Originally Posted by agustinvo

Hello

my question is referred to the triggering of turbulence in LES and DNS in natural convection.

It is widely studied how to trigger it in forced convection (like sinthetic turbulence, providing momemtum sources, buoyancy terms...), but I would like to know if those methods are valid too for natural convection, or if there are other methods to do that.

In my case, I have a natural boundary layer. Turbulence is expected to develop by itself, but it seems it take so much time. I am imposing a fixed heat flux in the wall.

Thanks for your attention!

Agustin

have you tried to superimpose a noise to the initial condition?

[agustinvo]

Quote:

Originally Posted by FMDenaro

have you tried to superimpose a noise to the initial condition?

I

I tried before, but since my incoming flow has a constant temperature, it dissapear quickly. However, I can try to play a bit with it.

I was thinking to use a fluctuating heat flux q_w(t) in the wall. At the end of one period, the given heat should be the same, and I start provoking fluctuations close to the wall. Up to know, in 2D and fixed value of q_w it appears a fluctuation, but when I go for a 3D, a beautiful laminar profile appear, so I don't know how to make it turbulent.

Thanks for your interest!

[FMDenaro]

Quote:

Originally Posted by agustinvo

I

I tried before, but since my incoming flow has a constant temperature, it dissapear quickly. However, I can try to play a bit with it.

I was thinking to use a fluctuating heat flux q_w(t) in the wall. At the end of one period, the given heat should be the same, and I start provoking fluctuations close to the wall. Up to know, in 2D and fixed value of q_w it appears a fluctuation, but when I go for a 3D, a beautiful laminar profile appear, so I don't know how to make it turbulent.

Thanks for your interest!

you should superimpose a disturbance to the initial velocity field and let the BC.s unchanged... if the flow solution dumps the disturbance, it is likely you have too much dissipation (numerical or due to the SGS modelling)

[agustinvo]

Quote:

Originally Posted by FMDenaro

you should superimpose a disturbance to the initial velocity field and let the BC.s unchanged... if the flow solution dumps the disturbance, it is likely you have too much dissipation (numerical or due to the SGS modelling)

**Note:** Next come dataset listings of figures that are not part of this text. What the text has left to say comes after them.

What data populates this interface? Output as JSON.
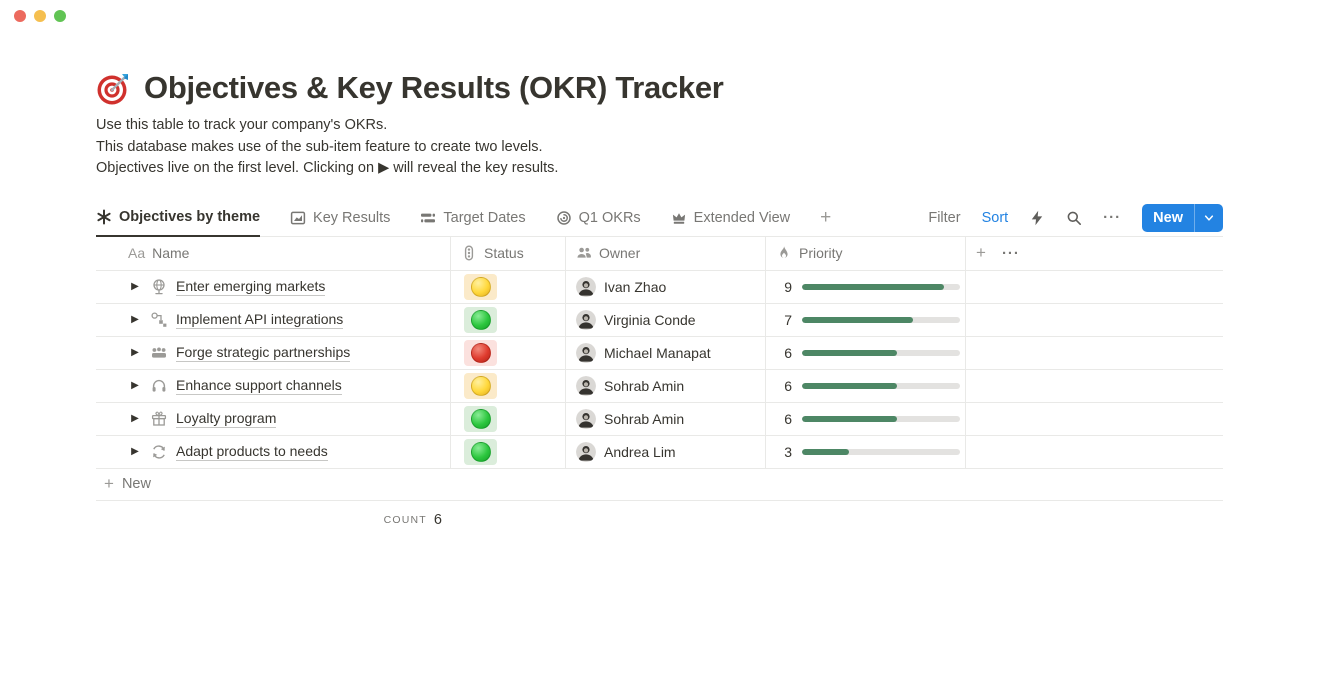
{
  "window": {
    "traffic_lights": [
      {
        "name": "close-button",
        "color": "#EC6A5E"
      },
      {
        "name": "minimize-button",
        "color": "#F5BF4F"
      },
      {
        "name": "zoom-button",
        "color": "#61C454"
      }
    ]
  },
  "page": {
    "icon": "target-dart-emoji",
    "title": "Objectives & Key Results (OKR) Tracker",
    "description_lines": [
      "Use this table to track your company's OKRs.",
      "This database makes use of the sub-item feature to create two levels.",
      "Objectives live on the first level. Clicking on ▶ will reveal the key results."
    ]
  },
  "tabs": [
    {
      "label": "Objectives by theme",
      "icon": "asterisk-icon",
      "active": true
    },
    {
      "label": "Key Results",
      "icon": "chart-icon",
      "active": false
    },
    {
      "label": "Target Dates",
      "icon": "timeline-icon",
      "active": false
    },
    {
      "label": "Q1 OKRs",
      "icon": "target-icon",
      "active": false
    },
    {
      "label": "Extended View",
      "icon": "crown-icon",
      "active": false
    }
  ],
  "add_view_label": "+",
  "toolbar": {
    "filter_label": "Filter",
    "sort_label": "Sort",
    "icons": [
      "bolt-icon",
      "search-icon",
      "ellipsis-icon"
    ],
    "ellipsis_glyph": "···",
    "new_label": "New",
    "new_button_color": "#2383E2"
  },
  "table": {
    "columns": [
      {
        "icon": "text-icon",
        "label": "Name"
      },
      {
        "icon": "traffic-light-icon",
        "label": "Status"
      },
      {
        "icon": "people-icon",
        "label": "Owner"
      },
      {
        "icon": "flame-icon",
        "label": "Priority"
      }
    ],
    "extra_header": {
      "plus_glyph": "+",
      "ellipsis_glyph": "···"
    },
    "priority_max": 10,
    "priority_bar_color": "#4D8765",
    "status_colors": {
      "yellow": "#FFD83B",
      "green": "#2DC73F",
      "red": "#DF3B2E"
    },
    "rows": [
      {
        "icon": "globe",
        "name": "Enter emerging markets",
        "status": "yellow",
        "owner": "Ivan Zhao",
        "priority": 9
      },
      {
        "icon": "api",
        "name": "Implement API integrations",
        "status": "green",
        "owner": "Virginia Conde",
        "priority": 7
      },
      {
        "icon": "partnership",
        "name": "Forge strategic partnerships",
        "status": "red",
        "owner": "Michael Manapat",
        "priority": 6
      },
      {
        "icon": "headphones",
        "name": "Enhance support channels",
        "status": "yellow",
        "owner": "Sohrab Amin",
        "priority": 6
      },
      {
        "icon": "gift",
        "name": "Loyalty program",
        "status": "green",
        "owner": "Sohrab Amin",
        "priority": 6
      },
      {
        "icon": "cycle",
        "name": "Adapt products to needs",
        "status": "green",
        "owner": "Andrea Lim",
        "priority": 3
      }
    ],
    "new_row_label": "New",
    "footer": {
      "count_label": "COUNT",
      "count_value": "6"
    }
  }
}
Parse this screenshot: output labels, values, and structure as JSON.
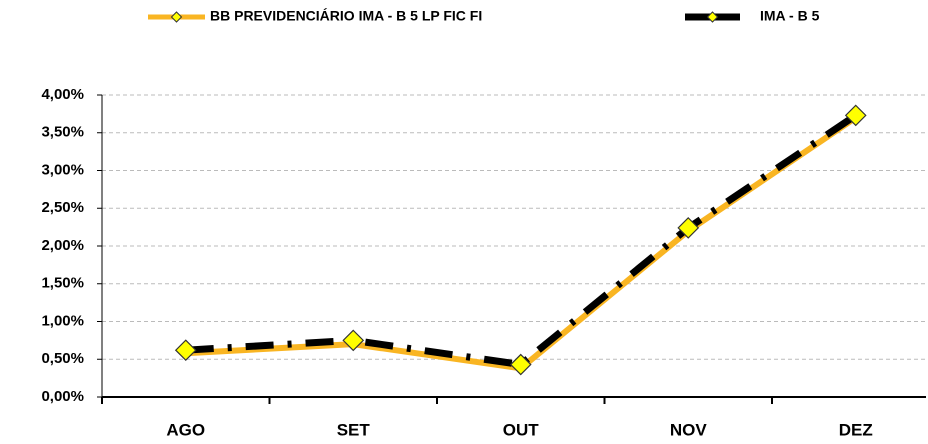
{
  "chart_data": {
    "type": "line",
    "categories": [
      "AGO",
      "SET",
      "OUT",
      "NOV",
      "DEZ"
    ],
    "series": [
      {
        "name": "BB PREVIDENCIÁRIO IMA - B 5 LP FIC FI",
        "color": "#f9b522",
        "values": [
          0.58,
          0.7,
          0.38,
          2.2,
          3.7
        ]
      },
      {
        "name": "IMA - B 5",
        "color": "#000000",
        "values": [
          0.62,
          0.75,
          0.43,
          2.24,
          3.73
        ]
      }
    ],
    "ylim": [
      0,
      4
    ],
    "yticks": [
      {
        "value": 0,
        "label": "0,00%"
      },
      {
        "value": 0.5,
        "label": "0,50%"
      },
      {
        "value": 1,
        "label": "1,00%"
      },
      {
        "value": 1.5,
        "label": "1,50%"
      },
      {
        "value": 2,
        "label": "2,00%"
      },
      {
        "value": 2.5,
        "label": "2,50%"
      },
      {
        "value": 3,
        "label": "3,00%"
      },
      {
        "value": 3.5,
        "label": "3,50%"
      },
      {
        "value": 4,
        "label": "4,00%"
      }
    ],
    "grid": true,
    "legend": "top"
  }
}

Thanks! Should I add a disturbance in my temperature field too (since it is a buoyant driven flow)?

I am using a second order upwind for my divergence schemes, but I can move to a centered scheme, if my Peclet is not so big. This is the cause of a big dissipation, isn't it?

[davidwilcox]

Just be careful. Adding random signals would mean not satisfying the Navier stokes

[FMDenaro]

Quote:

Originally Posted by davidwilcox

Just be careful. Adding random signals would mean not satisfying the Navier stokes

yes, this issue is true but:
1) the noise has a very small amplitude
2) at t=0 you compute the pressure equation with a source term that take into account the perturbed field in order to get pressure gradients that ensure the divergence-free constraint.

[davidwilcox]

How about putting point vortices at the inlet? By incorporating the Biot-Savart law, there will be an induction of velocities and you will get your fluctuations

[FMDenaro]

Quote:

Originally Posted by davidwilcox

How about putting point vortices at the inlet? By incorporating the Biot-Savart law, there will be an induction of velocities and you will get your fluctuations

This would cause problems... The perturbation has just the goal to force the onset of the turbulence, but it is a numerical perturbation (has not correlations like in real turbulence) therefore the flow solution must lose memory of the initial perturbation. Usually, before to get a physical developed turbulence the code must run for some time in order to eliminate any trace of the initial condition.